GitHub Private Repository Turned Public

This detection rule identifies instances where the visibility of a private GitHub repository is changed to public. This activity can be indicative of malicious exfiltration attempts, where sensitive code, data, or credentials within the repository are exposed. Attackers may compromise user accounts with repository access and then change the repository’s visibility to facilitate unauthorized data retrieval. The rule specifically monitors GitHub audit logs for repository visibility modifications.

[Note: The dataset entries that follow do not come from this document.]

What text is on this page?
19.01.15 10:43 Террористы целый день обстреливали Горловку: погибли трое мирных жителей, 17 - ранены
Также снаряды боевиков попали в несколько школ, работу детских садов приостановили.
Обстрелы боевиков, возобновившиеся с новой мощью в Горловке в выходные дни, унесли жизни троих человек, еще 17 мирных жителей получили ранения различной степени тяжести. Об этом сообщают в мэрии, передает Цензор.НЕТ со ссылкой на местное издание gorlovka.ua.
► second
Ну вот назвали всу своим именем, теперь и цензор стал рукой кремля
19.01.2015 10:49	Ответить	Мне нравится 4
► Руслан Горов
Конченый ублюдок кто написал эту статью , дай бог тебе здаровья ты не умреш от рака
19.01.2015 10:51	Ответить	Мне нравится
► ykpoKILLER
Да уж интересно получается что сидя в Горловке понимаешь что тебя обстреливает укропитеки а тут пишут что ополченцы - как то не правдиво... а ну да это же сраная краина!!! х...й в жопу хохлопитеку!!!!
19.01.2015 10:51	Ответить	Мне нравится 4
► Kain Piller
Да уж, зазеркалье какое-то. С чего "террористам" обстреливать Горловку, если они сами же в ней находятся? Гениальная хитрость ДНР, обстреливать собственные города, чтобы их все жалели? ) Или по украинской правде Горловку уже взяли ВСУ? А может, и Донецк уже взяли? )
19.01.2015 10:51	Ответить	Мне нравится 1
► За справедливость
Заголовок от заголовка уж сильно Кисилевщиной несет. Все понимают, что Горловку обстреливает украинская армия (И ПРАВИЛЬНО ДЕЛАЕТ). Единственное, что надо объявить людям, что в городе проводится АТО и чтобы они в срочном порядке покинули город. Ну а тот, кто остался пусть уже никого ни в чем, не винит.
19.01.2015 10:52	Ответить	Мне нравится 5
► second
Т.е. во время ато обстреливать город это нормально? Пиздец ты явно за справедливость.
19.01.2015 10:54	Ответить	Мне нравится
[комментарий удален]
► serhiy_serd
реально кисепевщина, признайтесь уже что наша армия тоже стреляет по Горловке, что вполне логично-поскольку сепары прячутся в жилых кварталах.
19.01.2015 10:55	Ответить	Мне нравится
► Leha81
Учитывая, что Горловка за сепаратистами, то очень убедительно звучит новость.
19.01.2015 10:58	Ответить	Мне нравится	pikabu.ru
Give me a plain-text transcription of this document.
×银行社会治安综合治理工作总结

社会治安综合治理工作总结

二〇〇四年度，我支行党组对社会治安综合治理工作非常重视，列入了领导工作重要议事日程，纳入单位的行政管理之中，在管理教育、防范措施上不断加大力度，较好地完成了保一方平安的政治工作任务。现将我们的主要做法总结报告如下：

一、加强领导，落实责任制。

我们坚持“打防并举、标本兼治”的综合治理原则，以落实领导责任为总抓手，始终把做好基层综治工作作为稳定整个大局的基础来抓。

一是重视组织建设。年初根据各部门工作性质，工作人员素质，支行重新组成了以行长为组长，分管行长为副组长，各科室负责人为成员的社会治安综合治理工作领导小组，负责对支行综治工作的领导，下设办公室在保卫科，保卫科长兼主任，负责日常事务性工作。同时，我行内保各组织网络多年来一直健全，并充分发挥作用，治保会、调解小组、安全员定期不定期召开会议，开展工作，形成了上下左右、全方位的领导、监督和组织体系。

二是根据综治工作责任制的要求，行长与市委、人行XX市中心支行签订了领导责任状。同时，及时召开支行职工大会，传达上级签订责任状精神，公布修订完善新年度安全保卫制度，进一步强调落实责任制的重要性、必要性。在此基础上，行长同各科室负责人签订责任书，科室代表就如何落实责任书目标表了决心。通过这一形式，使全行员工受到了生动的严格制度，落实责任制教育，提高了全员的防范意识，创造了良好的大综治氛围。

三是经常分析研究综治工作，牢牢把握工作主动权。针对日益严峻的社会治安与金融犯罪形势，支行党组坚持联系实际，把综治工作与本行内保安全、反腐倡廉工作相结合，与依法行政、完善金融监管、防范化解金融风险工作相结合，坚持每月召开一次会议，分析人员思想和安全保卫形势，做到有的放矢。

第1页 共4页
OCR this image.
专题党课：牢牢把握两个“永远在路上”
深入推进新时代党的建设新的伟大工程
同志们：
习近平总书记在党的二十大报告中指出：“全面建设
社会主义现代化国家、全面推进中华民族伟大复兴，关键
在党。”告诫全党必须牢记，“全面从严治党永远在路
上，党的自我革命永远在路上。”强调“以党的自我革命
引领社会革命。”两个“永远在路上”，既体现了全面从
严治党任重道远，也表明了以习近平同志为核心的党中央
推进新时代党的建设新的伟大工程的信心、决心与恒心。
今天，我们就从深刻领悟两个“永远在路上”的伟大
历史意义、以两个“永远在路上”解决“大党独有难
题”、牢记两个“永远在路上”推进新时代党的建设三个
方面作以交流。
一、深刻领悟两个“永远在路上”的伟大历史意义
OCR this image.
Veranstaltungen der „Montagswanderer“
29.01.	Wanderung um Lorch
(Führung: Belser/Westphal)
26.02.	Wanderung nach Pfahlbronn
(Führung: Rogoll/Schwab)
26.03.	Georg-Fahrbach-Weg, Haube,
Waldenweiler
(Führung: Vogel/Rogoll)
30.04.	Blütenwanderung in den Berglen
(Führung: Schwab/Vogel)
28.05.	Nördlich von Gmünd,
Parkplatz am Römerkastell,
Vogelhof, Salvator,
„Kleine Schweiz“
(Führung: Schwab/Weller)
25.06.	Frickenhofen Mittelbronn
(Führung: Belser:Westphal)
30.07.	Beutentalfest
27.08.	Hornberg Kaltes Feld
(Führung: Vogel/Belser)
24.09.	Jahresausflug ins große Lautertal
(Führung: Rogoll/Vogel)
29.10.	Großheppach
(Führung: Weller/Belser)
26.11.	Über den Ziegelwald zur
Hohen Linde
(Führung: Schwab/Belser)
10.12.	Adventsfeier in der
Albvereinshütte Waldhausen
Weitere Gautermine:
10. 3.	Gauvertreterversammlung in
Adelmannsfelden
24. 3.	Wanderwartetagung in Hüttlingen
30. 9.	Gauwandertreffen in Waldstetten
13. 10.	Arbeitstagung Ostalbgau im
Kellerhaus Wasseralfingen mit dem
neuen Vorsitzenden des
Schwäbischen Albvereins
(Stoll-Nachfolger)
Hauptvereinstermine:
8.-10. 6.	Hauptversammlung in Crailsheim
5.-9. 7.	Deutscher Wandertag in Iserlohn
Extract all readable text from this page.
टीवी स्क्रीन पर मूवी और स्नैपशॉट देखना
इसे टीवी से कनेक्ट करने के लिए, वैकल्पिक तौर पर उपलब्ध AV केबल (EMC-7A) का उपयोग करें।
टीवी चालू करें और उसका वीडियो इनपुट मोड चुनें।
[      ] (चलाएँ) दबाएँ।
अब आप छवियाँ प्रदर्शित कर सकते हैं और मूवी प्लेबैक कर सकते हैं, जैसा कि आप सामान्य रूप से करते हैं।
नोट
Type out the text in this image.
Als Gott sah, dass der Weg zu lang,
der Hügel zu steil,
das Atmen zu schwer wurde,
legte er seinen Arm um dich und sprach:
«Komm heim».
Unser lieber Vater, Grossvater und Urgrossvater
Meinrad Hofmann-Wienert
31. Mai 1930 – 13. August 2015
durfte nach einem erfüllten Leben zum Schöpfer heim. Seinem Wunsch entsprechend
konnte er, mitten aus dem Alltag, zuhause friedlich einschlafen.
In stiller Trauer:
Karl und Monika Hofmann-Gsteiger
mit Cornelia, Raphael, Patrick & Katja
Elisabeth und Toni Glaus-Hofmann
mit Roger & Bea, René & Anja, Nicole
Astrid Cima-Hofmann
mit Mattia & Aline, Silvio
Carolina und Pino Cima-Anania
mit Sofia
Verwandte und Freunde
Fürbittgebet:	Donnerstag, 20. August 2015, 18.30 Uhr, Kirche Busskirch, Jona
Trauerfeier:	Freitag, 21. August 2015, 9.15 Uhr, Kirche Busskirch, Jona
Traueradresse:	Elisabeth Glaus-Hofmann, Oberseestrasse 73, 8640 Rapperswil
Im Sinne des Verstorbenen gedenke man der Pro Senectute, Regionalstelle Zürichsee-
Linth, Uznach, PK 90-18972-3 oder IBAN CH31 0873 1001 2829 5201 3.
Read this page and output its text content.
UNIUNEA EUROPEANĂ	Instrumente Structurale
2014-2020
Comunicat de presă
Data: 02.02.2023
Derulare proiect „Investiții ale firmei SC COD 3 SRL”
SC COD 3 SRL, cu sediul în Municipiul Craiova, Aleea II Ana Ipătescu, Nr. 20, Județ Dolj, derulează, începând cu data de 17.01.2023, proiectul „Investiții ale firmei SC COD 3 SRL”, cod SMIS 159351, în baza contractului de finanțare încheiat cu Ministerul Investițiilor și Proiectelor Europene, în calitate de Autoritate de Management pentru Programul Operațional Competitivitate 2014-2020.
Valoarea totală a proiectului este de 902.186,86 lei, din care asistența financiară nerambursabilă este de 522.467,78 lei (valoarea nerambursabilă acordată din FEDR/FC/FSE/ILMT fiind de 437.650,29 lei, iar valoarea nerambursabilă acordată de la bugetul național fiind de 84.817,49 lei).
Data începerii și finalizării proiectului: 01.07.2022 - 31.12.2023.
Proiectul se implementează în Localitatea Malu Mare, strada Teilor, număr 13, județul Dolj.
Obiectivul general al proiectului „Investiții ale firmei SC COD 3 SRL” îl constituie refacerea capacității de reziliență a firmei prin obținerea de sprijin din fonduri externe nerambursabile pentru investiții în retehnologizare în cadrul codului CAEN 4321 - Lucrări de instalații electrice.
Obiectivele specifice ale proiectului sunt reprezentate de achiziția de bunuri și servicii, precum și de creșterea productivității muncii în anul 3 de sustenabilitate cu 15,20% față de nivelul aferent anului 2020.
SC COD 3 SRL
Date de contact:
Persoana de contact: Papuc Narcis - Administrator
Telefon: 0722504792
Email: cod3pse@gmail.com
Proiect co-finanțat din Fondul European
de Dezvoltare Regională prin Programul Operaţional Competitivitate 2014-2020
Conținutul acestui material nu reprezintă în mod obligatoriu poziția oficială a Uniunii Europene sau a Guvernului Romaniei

Defenders should investigate any such changes to ensure they are authorized and legitimate, and to verify the integrity of the repository’s contents.

Attack Chain

1. An attacker gains unauthorized access to a GitHub user account with repository administrator privileges.
2. The attacker authenticates to GitHub using the compromised credentials, typically via the web UI or API.
3. The attacker navigates to the settings page of a private repository they have access to.
4. The attacker modifies the repository’s visibility settings from “private” to “public”.
5. The change is recorded in the GitHub audit logs with the repo.access event and public visibility status.
6. The attacker forks or mirrors the now-public repository to an external account.
7. The attacker downloads sensitive data, code, or credentials from the exposed repository.
8. The attacker attempts to cover their tracks by deleting logs or making subtle changes to the repository.

Impact

A successful attack can lead to the exposure of sensitive source code, proprietary algorithms, internal documentation, API keys, and other confidential information stored within the GitHub repository. The severity of the impact depends on the type and sensitivity of data exposed, potentially leading to intellectual property theft, data breaches, financial loss, and reputational damage. Because this is a low severity rule, triage is very important to minimize false positives.

Recommendation

• Deploy the Sigma rule GitHub Private Repository Turned Public to your SIEM and tune for your environment.
• Review the GitHub audit logs for repo.access events with public visibility.
• Investigate any unauthorized or unexpected changes to repository visibility.
• Restrict who can change repository visibility to organization owners and enforce SSO and 2FA for maintainers.